文字は、もともと筆記で書かれるものからはじまり、その後さまざまな書体が開発されるという発展の様式をたどった。その中で、筆記で書くのに適した、一筆書きのように文字を続けて書く手書き文字、あるいはそれに似せた印刷用の書体(活字やコンピュータ用のフォントなど)のことを「筆記体」と呼ぶ。日本において筆記体と言えば通常はアルファベットのものを指し、フォントとして「イタリック」「カッパープレート」「カーシヴ・スクリプト」「ツァッフィーノ」などがある。欧米などのアルファベットを使用する国々では日常的に広く用いられているが、日本においては手書き文字としてはあまり使われず、デザイン上の理由で用いられることが多い。
日本語文字において同様のものとしては「行書体」「草書体」などがある。
[編集] アルファベット
アルファベットにおける筆記体(Cursive style)は、各単語内のすべての文字を連結させ、 一本の複雑な筆線で記述する筆記の形式である。イギリスでは専ら“joined-up writng”という用語が用いられており、またオーストラリアではしばしば“running writing”という用語が使われている。

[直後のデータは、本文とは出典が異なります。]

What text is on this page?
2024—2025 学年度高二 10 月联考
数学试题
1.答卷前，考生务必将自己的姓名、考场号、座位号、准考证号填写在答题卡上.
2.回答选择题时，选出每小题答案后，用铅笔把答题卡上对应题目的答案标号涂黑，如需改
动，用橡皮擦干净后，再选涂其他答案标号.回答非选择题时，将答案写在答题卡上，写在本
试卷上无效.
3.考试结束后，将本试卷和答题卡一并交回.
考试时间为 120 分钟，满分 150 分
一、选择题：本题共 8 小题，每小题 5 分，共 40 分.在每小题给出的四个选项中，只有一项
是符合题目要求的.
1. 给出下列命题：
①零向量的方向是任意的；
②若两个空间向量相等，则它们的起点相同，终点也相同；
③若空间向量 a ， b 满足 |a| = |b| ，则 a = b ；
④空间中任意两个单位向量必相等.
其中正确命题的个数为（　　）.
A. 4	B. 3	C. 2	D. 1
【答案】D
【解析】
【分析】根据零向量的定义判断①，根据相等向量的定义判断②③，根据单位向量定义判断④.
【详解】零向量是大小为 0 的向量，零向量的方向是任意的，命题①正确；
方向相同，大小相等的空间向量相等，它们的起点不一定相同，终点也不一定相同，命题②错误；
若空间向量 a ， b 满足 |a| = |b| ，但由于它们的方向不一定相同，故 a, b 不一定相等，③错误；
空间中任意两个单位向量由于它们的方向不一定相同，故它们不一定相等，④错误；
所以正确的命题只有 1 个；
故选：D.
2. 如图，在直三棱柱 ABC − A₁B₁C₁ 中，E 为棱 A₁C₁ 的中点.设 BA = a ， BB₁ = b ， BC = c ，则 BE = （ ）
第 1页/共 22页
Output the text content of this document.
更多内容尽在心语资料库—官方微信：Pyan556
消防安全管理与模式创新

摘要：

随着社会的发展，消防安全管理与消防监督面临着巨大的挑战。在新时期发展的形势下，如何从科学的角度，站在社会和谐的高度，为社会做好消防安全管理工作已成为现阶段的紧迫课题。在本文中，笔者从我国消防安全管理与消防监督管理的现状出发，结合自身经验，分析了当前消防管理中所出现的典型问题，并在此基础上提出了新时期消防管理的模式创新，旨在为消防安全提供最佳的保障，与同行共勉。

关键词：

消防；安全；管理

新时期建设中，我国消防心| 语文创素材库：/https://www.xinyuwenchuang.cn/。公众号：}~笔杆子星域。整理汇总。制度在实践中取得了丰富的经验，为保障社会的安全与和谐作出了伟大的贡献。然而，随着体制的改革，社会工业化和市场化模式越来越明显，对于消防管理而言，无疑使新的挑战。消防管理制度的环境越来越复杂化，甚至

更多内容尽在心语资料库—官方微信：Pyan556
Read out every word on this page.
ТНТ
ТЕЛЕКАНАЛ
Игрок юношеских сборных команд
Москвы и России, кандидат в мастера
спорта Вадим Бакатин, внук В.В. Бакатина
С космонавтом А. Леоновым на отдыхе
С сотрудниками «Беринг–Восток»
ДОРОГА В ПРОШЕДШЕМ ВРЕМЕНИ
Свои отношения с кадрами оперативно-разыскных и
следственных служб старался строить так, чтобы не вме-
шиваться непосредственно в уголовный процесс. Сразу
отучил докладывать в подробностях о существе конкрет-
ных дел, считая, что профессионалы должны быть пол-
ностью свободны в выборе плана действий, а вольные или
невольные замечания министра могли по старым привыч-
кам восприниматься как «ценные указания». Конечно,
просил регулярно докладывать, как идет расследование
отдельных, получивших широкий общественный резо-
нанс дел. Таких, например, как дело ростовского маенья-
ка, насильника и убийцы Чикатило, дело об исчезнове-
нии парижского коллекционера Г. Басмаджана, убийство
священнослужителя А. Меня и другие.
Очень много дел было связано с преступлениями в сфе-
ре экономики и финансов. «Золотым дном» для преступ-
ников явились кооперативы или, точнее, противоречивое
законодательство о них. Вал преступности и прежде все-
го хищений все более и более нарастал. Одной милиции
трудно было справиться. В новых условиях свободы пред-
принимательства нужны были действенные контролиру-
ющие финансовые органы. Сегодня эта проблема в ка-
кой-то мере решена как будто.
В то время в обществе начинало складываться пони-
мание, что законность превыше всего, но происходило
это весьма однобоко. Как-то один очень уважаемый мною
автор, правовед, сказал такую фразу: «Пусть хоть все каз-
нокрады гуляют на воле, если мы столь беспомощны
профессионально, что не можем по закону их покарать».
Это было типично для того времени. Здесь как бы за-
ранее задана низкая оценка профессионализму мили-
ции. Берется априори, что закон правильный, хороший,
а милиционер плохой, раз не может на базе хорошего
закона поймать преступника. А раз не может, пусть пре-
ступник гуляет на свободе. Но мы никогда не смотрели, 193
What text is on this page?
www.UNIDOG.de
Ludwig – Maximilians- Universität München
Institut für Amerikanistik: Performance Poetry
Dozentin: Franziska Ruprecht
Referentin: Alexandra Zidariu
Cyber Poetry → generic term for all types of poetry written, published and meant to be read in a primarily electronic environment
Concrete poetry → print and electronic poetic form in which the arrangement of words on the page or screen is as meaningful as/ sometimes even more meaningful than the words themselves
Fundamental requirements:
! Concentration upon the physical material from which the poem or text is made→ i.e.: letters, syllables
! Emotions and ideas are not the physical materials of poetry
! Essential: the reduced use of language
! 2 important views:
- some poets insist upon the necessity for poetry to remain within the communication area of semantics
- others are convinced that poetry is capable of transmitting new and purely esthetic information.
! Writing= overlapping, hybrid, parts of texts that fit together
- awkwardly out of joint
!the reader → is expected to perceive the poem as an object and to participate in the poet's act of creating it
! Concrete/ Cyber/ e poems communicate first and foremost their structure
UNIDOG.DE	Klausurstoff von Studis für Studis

筆記体は、手書き文字と活字の折衷であるブロック体や、活字体とは異なるものであると見なされている。
[編集] 歴史
17世紀前半のマサチューセッツ州プリマス植民地の知事ウィリアム・ブラッドフォードの手書き文字では、ほとんどの文字は分離されていたが、少数の文字は筆記体のように連結されていた。その1世紀半後にあたる18世紀後半には、この状況は逆転していた。トーマス・ジェファーソンによるアメリカ独立宣言の草稿では、すべてではないにせよ、ほとんどの文字は連結されていた。後日職人により清書された独立宣言は、完全な筆記体で記述されていた。その87年後の19世紀半ばには、エイブラハム・リンカーンが今日とほとんどと変わらない筆記体でゲティスバーグ演説の草稿を書き上げていた。
タイプライター発明以前の18世紀および19世紀において、公的な通信文は筆記体により記述されていた。これらの筆記体は見栄えの良さを意味して「フェア・ハンド(fair hand)」と呼ばれており、会社内の全事務員は正確に同じ筆跡で書く事を要求されていた。初期の郵便においては、手紙は筆記体で書かれ、一枚の便箋により多くの文章を書き込むために、文章は本来の行から直角に折れ曲がった行にも書き続けられた。ブロック体でこの書き方を行う事はできなかった。
女性による手書き文字は男性による手書き文字とは明らかに異なっていたが、普遍的な手書き文字の形式には急速な変化は起こらなかった。19世紀半ばには比較的少数の児童にしか筆記体は教えられておらず、それが重要な技術であったために、筆記体を学習する事の重要性が強調されていたが、教室において効率的に筆記体を普及させるための努力は行われなかった。20世紀半ばに達した時には、僅かな簡略化しか行われていなかった。時間割の一例を挙げれば、アメリカ合衆国において筆記体が教えられようになるのは、通常2年生か3年生(7~9歳)の学童に対してであった。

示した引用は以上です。